NEW YORK: Columbia University on Monday began suspending pro-Palestinian student activists who refused to dismantle a protest camp on the New York City campus after the Ivy League school declared a stalemate in talks seeking to end the polarizing demonstration.
University President Nemat Minouche Shafik said in a statement that days of negotiations between student organizers and academic leaders had failed to persuade demonstrators to remove the dozens of tents set up to express opposition to Israel’s war in Gaza.
The crackdown at Columbia, at the center of Gaza-related protests roiling university campuses across the U.S. in recent weeks, occurred as police at the University of Texas at Austin arrested dozens of students whom they doused with pepper spray at a pro-Palestinian rally.
Columbia sent a letter on Monday morning warning that students who did not vacate the encampment by 2 p.m. ET and sign a form promising to abide by university policies would face suspension and become ineligible to complete the semester in good standing.
“We have begun suspending students as part of this next phase of our efforts to ensure safety on our campus,” said Ben Chang, a university spokesperson, at a briefing on Monday evening.
“The encampment has created an unwelcoming environment for many of our Jewish students and faculty and a noisy distraction that interferes with the teaching, learning and preparing for final exams,” Chang said.
Earlier, Shafik said Columbia would not divest from finances in Israel, a key demand of the protesters. Instead, she offered to invest in health and education in Gaza and make Columbia’s direct investment holdings more transparent.
Protesters have vowed to keep their encampment on the Manhattan campus until Columbia meets three demands: divestment, transparency in university finances, and amnesty for students and faculty disciplined for their part in the protests.
“These repulsive scare tactics mean nothing compared to the deaths of over 34,000 Palestinians. We will not move until Columbia meets our demands or we are moved by force,” leaders of the Columbia Student Apartheid Divest coalition said in a statement read at a news conference following the deadline.
Hundreds of demonstrators, many wearing traditional Palestinian keffiyeh scarves, marched around the perimeter of the encampment chanting, “Disclose! Divest! We will not stop, we will not rest.”
Shafik faced an outcry from many students, faculty and outside observers for summoning New York City police two weeks ago to clear the protest camp.
After more than 100 arrests were made, students restored the encampment on a hedge-lined lawn of the university grounds within days of the April 18 police action.

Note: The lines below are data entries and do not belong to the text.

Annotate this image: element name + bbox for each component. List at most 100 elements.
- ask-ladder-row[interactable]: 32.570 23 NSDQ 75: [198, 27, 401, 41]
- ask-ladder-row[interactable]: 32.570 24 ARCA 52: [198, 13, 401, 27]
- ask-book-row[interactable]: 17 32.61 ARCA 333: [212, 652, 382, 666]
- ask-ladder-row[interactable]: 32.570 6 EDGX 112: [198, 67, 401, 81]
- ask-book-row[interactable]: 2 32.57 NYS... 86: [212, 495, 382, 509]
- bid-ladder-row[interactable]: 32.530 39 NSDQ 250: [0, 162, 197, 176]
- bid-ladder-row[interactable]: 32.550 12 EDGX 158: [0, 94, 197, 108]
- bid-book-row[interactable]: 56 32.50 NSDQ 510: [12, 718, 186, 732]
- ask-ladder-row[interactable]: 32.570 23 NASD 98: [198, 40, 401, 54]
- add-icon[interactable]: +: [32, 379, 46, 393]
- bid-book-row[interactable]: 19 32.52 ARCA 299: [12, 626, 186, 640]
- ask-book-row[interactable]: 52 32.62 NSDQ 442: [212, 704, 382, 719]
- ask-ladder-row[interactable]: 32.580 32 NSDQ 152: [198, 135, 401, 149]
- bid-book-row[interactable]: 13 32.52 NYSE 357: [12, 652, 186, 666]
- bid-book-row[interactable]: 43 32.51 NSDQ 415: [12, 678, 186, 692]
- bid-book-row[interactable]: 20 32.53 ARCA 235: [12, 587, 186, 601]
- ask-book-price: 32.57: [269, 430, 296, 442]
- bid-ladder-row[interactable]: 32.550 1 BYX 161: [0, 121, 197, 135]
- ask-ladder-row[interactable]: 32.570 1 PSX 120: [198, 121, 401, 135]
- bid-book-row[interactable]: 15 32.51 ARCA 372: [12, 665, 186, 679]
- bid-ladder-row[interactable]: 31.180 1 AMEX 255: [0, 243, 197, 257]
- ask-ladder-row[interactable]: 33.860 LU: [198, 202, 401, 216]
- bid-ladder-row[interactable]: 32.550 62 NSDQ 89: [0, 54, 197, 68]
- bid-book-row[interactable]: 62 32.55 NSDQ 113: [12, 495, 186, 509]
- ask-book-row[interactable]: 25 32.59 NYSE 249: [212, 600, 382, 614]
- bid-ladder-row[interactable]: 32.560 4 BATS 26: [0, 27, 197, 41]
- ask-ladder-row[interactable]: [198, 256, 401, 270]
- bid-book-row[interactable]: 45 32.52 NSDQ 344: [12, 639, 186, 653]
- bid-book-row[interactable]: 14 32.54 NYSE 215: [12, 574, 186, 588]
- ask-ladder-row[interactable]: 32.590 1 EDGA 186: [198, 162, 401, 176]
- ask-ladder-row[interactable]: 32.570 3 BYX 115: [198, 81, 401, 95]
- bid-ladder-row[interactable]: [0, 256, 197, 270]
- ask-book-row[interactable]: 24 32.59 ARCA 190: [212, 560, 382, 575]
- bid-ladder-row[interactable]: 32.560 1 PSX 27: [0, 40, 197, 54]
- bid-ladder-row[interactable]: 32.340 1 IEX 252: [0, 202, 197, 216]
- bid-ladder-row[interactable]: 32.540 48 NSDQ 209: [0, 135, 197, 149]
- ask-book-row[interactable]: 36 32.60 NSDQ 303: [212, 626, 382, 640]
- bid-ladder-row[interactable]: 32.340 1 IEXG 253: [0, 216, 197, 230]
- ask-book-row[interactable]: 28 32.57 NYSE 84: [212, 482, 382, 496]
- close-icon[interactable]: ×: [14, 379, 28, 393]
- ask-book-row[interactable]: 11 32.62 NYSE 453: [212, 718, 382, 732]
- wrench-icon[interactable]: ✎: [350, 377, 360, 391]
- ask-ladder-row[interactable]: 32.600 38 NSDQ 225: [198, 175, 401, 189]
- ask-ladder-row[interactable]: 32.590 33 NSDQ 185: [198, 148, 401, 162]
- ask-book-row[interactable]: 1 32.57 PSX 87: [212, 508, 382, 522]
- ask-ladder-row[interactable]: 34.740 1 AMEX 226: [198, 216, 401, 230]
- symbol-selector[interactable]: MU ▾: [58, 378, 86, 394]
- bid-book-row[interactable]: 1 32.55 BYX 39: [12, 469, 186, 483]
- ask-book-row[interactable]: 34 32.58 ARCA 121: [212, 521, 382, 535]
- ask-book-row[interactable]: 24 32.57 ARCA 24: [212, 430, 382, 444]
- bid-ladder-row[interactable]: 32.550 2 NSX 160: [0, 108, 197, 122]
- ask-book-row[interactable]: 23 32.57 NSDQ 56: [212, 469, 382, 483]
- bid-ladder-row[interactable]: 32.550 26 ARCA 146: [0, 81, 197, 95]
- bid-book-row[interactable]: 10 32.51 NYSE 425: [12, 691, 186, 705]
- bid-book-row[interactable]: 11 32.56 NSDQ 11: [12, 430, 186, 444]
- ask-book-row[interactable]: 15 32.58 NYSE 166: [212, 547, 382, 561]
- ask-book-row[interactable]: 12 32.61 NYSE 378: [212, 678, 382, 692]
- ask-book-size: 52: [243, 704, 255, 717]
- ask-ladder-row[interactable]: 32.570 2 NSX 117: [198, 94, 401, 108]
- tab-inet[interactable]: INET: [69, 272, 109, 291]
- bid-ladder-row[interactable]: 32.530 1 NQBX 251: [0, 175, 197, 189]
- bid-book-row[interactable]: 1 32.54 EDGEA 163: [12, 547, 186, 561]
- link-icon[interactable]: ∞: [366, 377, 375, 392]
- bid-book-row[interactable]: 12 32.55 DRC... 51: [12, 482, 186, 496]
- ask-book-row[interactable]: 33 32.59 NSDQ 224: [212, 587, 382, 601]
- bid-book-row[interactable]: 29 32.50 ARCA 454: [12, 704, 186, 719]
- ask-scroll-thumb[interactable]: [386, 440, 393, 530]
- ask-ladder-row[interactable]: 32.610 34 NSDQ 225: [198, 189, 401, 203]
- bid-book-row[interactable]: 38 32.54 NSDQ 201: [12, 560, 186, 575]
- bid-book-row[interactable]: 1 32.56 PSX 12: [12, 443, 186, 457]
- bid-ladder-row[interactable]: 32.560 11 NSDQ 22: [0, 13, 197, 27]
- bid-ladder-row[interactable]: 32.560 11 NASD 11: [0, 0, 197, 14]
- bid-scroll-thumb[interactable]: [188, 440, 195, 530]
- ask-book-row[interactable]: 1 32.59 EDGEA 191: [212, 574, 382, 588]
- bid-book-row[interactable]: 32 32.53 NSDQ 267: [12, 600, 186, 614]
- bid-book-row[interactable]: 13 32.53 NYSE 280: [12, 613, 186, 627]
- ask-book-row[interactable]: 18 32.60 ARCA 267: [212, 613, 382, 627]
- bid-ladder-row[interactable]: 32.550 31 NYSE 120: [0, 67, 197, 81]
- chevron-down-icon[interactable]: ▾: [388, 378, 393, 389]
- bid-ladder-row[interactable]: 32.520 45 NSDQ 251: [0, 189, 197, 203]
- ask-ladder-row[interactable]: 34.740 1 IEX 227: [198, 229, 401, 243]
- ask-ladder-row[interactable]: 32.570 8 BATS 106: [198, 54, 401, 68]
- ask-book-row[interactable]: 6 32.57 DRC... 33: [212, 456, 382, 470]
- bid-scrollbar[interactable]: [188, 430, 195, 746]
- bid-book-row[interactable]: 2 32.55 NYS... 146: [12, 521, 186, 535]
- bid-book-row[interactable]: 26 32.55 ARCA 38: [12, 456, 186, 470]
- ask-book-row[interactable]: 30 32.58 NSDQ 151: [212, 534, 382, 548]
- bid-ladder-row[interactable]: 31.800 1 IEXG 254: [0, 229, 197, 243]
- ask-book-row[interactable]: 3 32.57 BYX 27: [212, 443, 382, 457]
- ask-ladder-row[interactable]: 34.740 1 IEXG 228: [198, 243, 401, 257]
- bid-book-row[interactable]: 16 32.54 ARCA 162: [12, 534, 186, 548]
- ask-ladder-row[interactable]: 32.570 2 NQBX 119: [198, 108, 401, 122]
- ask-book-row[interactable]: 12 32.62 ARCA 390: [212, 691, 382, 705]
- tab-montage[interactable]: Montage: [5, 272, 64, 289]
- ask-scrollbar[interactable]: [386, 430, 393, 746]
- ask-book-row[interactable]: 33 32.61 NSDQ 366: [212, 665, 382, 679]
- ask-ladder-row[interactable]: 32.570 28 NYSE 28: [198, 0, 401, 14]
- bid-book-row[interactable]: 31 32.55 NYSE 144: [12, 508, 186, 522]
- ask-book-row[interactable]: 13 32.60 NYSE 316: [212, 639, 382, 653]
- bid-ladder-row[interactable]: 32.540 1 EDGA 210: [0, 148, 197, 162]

Since then, students at dozens of campuses from California to New England have set up similar encampments to demonstrate their anger over the Israeli operation in Gaza and the perceived complicity of their schools in it.
The pro-Palestinian rallies have sparked intense campus debate over where school officials should draw the line between freedom of expression and hate speech
Students protesting Israel’s military offensive in Gaza, including some Jewish peace activists, have said they are being censured as antisemitic merely for criticizing the Israeli government or for expressing support for Palestinian rights.
Other Jewish groups counter that anti-Israel rhetoric frequently delves into or feeds overt forms of anti-Jewish hatred and calls for violence, and thus should not be tolerated.
Such reasoning was brought to bear by groups that pressured the University of Southern California two weeks ago to cancel the graduation speech of its class valedictorian, Asna Tabassum, a Muslim student, over her perceived pro-Palestinian views. The Los Angeles-based university later announced it was canceling the entire main-stage commencement ceremony for its May 10 graduation.
On Monday, the head of the Los Angeles Urban Policy Roundtable, Earl Ofari Hutchinson, called on USC President Carol Folt to convene an “emergency campus student-administration dialogue” to diffuse tensions on campus.
UCLA also stepped up security around the pro-Palestinian encampment there, consisting of more than 50 tents surrounded by metal fencing near the main administration building on campus.
Civil rights groups have criticized law enforcement tactics on some campuses, such as Atlanta’s Emory University and the University of Texas at Austin, where police in riot gear and on horseback moved against protesters last week, taking dozens into custody before charges were dropped for lack of probable cause.
Protests, and arrests, flared anew on the Austin campus on Monday. Campus police backed by Texas state troopers attempted to break up a large student protest using pepper spray and flash-bang charges, arresting at least 43 people, according to defense attorney George Lobb, who said he confirmed the number with court and jail staff processing the detentions.
Video posted on social media showed police pulling individual students from a gathering on a grassy area where demonstrators sat and locked arms, some of them shouting, “Let them go!”
At Virginia Commonwealth University in Richmond, police and protesters clashed as officers moved in after nightfall to break up an encampment. Local TV aired video of police in riot gear dousing demonstrators, many of whom the university said were not students, with what appeared to be pepper spray, and making arrests.
Some 150 miles to the west, officials at Virginia Tech said on Monday that 91 protesters arrested on Sunday night at a student-led encampment had been charged with trespassing. Video posted on social media showed demonstrators chanting, “Shame on you” as some were taken into custody.